AI-driven electricity demand is boosting interest in nuclear. Data centers need ultra-reliable, stable, and low-carbon power. SMRs are particularly promising: smaller, faster to build (3–5 years), and deployable near industrial zones or data centers. Tech giants are entering the field too —Amazon investing in SMRs, Microsoft exploring nuclear-powered data centers, Google funding advanced reactors, and Meta securing nuclear supply for AI workloads.

Uranium demand is set to surge, Jinduan predicted. The World Nuclear Association projects sharp growth by 2035 and beyond, while supply remains constrained, concentrated in Australia, Kazakhstan, Canada, and Russia. Major consumers like China and the US rely heavily on imports, making uranium a geopolitical focal point akin to oil and gas.

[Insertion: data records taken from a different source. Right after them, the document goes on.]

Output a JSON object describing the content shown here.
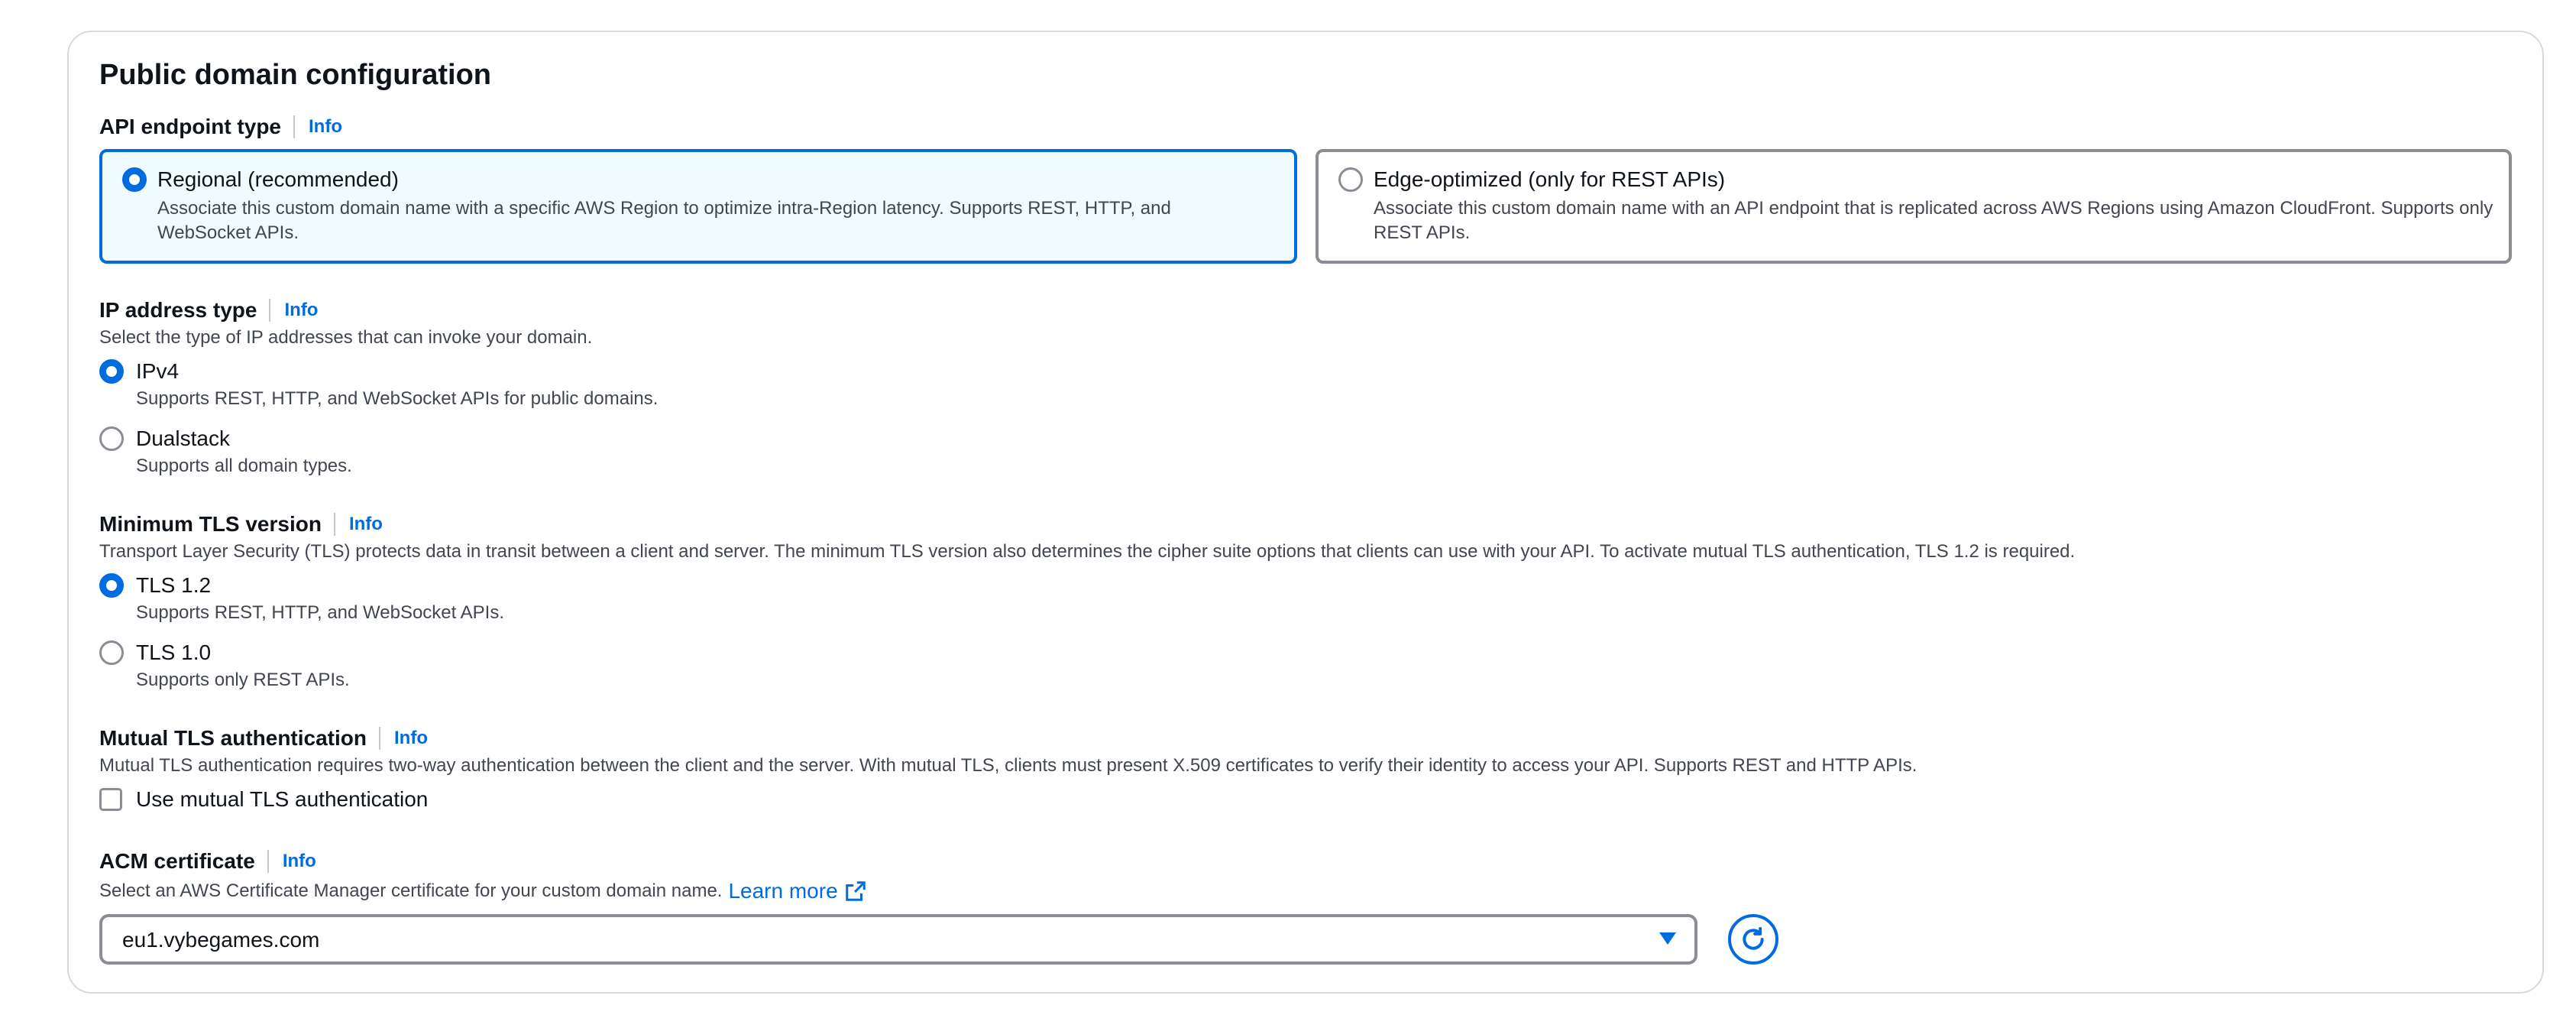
{
  "panel": {
    "title": "Public domain configuration"
  },
  "info_label": "Info",
  "endpoint_type": {
    "label": "API endpoint type",
    "options": [
      {
        "title": "Regional (recommended)",
        "desc": "Associate this custom domain name with a specific AWS Region to optimize intra-Region latency. Supports REST, HTTP, and WebSocket APIs.",
        "selected": true
      },
      {
        "title": "Edge-optimized (only for REST APIs)",
        "desc": "Associate this custom domain name with an API endpoint that is replicated across AWS Regions using Amazon CloudFront. Supports only REST APIs.",
        "selected": false
      }
    ]
  },
  "ip_type": {
    "label": "IP address type",
    "desc": "Select the type of IP addresses that can invoke your domain.",
    "options": [
      {
        "label": "IPv4",
        "desc": "Supports REST, HTTP, and WebSocket APIs for public domains.",
        "checked": true
      },
      {
        "label": "Dualstack",
        "desc": "Supports all domain types.",
        "checked": false
      }
    ]
  },
  "tls": {
    "label": "Minimum TLS version",
    "desc": "Transport Layer Security (TLS) protects data in transit between a client and server. The minimum TLS version also determines the cipher suite options that clients can use with your API. To activate mutual TLS authentication, TLS 1.2 is required.",
    "options": [
      {
        "label": "TLS 1.2",
        "desc": "Supports REST, HTTP, and WebSocket APIs.",
        "checked": true
      },
      {
        "label": "TLS 1.0",
        "desc": "Supports only REST APIs.",
        "checked": false
      }
    ]
  },
  "mtls": {
    "label": "Mutual TLS authentication",
    "desc": "Mutual TLS authentication requires two-way authentication between the client and the server. With mutual TLS, clients must present X.509 certificates to verify their identity to access your API. Supports REST and HTTP APIs.",
    "checkbox_label": "Use mutual TLS authentication",
    "checked": false
  },
  "acm": {
    "label": "ACM certificate",
    "desc": "Select an AWS Certificate Manager certificate for your custom domain name.",
    "learn_more": "Learn more",
    "selected_value": "eu1.vybegames.com"
  },
  "colors": {
    "accent": "#006ce0",
    "border": "#8c8c94",
    "selected_bg": "#f0fbff"
  },
  "icons": {
    "external_link": "external-link-icon",
    "refresh": "refresh-icon",
    "dropdown": "caret-down-icon"
  }
}
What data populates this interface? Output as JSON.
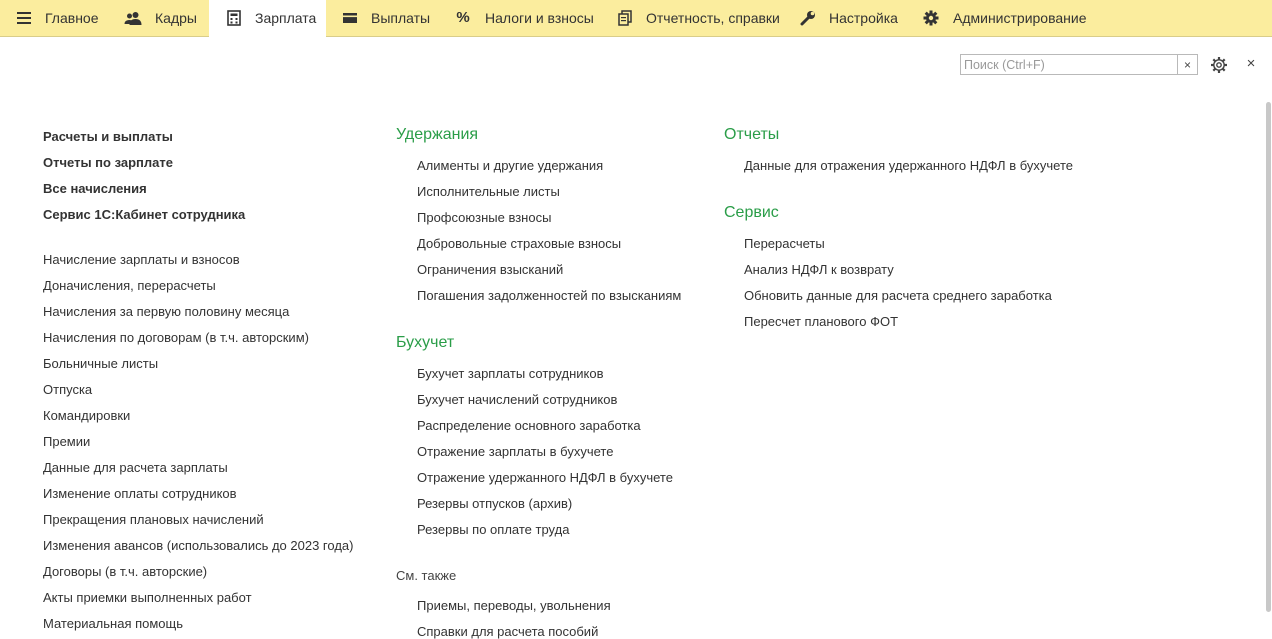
{
  "tabs": [
    {
      "label": "Главное",
      "icon": "menu-icon"
    },
    {
      "label": "Кадры",
      "icon": "users-icon"
    },
    {
      "label": "Зарплата",
      "icon": "calculator-icon",
      "active": true
    },
    {
      "label": "Выплаты",
      "icon": "wallet-icon"
    },
    {
      "label": "Налоги и взносы",
      "icon": "percent-icon"
    },
    {
      "label": "Отчетность, справки",
      "icon": "documents-icon"
    },
    {
      "label": "Настройка",
      "icon": "wrench-icon"
    },
    {
      "label": "Администрирование",
      "icon": "gear-icon"
    }
  ],
  "search": {
    "placeholder": "Поиск (Ctrl+F)",
    "value": "",
    "clear": "×"
  },
  "window": {
    "close": "×"
  },
  "col1": {
    "bold_links": [
      "Расчеты и выплаты",
      "Отчеты по зарплате",
      "Все начисления",
      "Сервис 1С:Кабинет сотрудника"
    ],
    "links": [
      "Начисление зарплаты и взносов",
      "Доначисления, перерасчеты",
      "Начисления за первую половину месяца",
      "Начисления по договорам (в т.ч. авторским)",
      "Больничные листы",
      "Отпуска",
      "Командировки",
      "Премии",
      "Данные для расчета зарплаты",
      "Изменение оплаты сотрудников",
      "Прекращения плановых начислений",
      "Изменения авансов (использовались до 2023 года)",
      "Договоры (в т.ч. авторские)",
      "Акты приемки выполненных работ",
      "Материальная помощь"
    ]
  },
  "col2": {
    "uderzhaniya": {
      "title": "Удержания",
      "items": [
        "Алименты и другие удержания",
        "Исполнительные листы",
        "Профсоюзные взносы",
        "Добровольные страховые взносы",
        "Ограничения взысканий",
        "Погашения задолженностей по взысканиям"
      ]
    },
    "buhuchet": {
      "title": "Бухучет",
      "items": [
        "Бухучет зарплаты сотрудников",
        "Бухучет начислений сотрудников",
        "Распределение основного заработка",
        "Отражение зарплаты в бухучете",
        "Отражение удержанного НДФЛ в бухучете",
        "Резервы отпусков (архив)",
        "Резервы по оплате труда"
      ]
    },
    "see_also": {
      "title": "См. также",
      "items": [
        "Приемы, переводы, увольнения",
        "Справки для расчета пособий"
      ]
    }
  },
  "col3": {
    "otchety": {
      "title": "Отчеты",
      "items": [
        "Данные для отражения удержанного НДФЛ в бухучете"
      ]
    },
    "servis": {
      "title": "Сервис",
      "items": [
        "Перерасчеты",
        "Анализ НДФЛ к возврату",
        "Обновить данные для расчета среднего заработка",
        "Пересчет планового ФОТ"
      ]
    }
  },
  "colors": {
    "topbar": "#fbed9e",
    "heading": "#2a9d48",
    "text": "#333333"
  }
}
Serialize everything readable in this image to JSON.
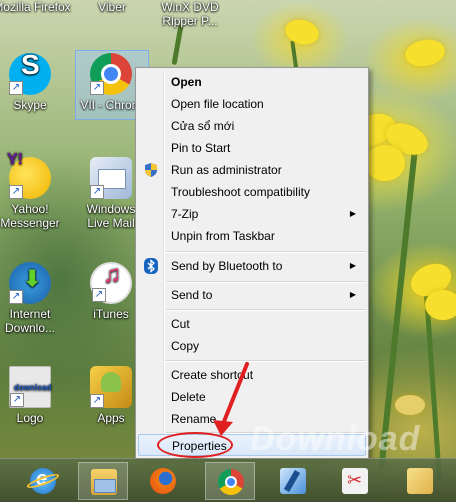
{
  "desktop": {
    "top_labels": [
      "Mozilla Firefox",
      "Viber",
      "WinX DVD Ripper P..."
    ],
    "icons": [
      {
        "label": "Skype",
        "icon": "skype-icon"
      },
      {
        "label": "VII - Chrom",
        "icon": "chrome-icon"
      },
      {
        "label": "Yahoo! Messenger",
        "icon": "yahoo-messenger-icon"
      },
      {
        "label": "Windows Live Mail",
        "icon": "windows-live-mail-icon"
      },
      {
        "label": "Internet Downlo...",
        "icon": "internet-download-manager-icon"
      },
      {
        "label": "iTunes",
        "icon": "itunes-icon"
      },
      {
        "label": "Logo",
        "icon": "logo-file-icon"
      },
      {
        "label": "Apps",
        "icon": "apps-icon"
      }
    ]
  },
  "context_menu": {
    "items": [
      {
        "label": "Open",
        "bold": true
      },
      {
        "label": "Open file location"
      },
      {
        "label": "Cửa sổ mới"
      },
      {
        "label": "Pin to Start"
      },
      {
        "label": "Run as administrator",
        "icon": "uac-shield-icon"
      },
      {
        "label": "Troubleshoot compatibility"
      },
      {
        "label": "7-Zip",
        "submenu": true
      },
      {
        "label": "Unpin from Taskbar"
      },
      {
        "label": "Send by Bluetooth to",
        "icon": "bluetooth-icon",
        "submenu": true
      },
      {
        "label": "Send to",
        "submenu": true
      },
      {
        "label": "Cut"
      },
      {
        "label": "Copy"
      },
      {
        "label": "Create shortcut"
      },
      {
        "label": "Delete"
      },
      {
        "label": "Rename"
      },
      {
        "label": "Properties",
        "highlighted": true
      }
    ]
  },
  "taskbar": {
    "buttons": [
      "internet-explorer-icon",
      "file-explorer-icon",
      "firefox-icon",
      "chrome-icon",
      "windows-live-writer-icon",
      "snipping-tool-icon",
      "folder-icon"
    ]
  },
  "watermark": "Download",
  "colors": {
    "highlight_circle": "#e02020",
    "arrow": "#e02020"
  }
}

Next-generation nuclear technologies will define the future. Fourth-generation fission reactors aim to be safer, more efficient, and produce less waste, with heavy investment from the US, China, France, and Japan. On the other hand, nuclear fusion could provide virtually limitless, clean energy if commercialized. The ITER (International Thermonuclear Experimental Reactor), backed by global powers, aims to demonstrate fusion’s feasibility and achieve commercialization around mid-century.

Jinduan noted that the move from nuclear phaseout to revival is driven by three factors: energy security, decarbonization, and surging electricity demand fueled by AI. Over the next 20 years, nuclear power is set to expand dramatically, transforming the global energy landscape and carrying substantial geopolitical and economic implications.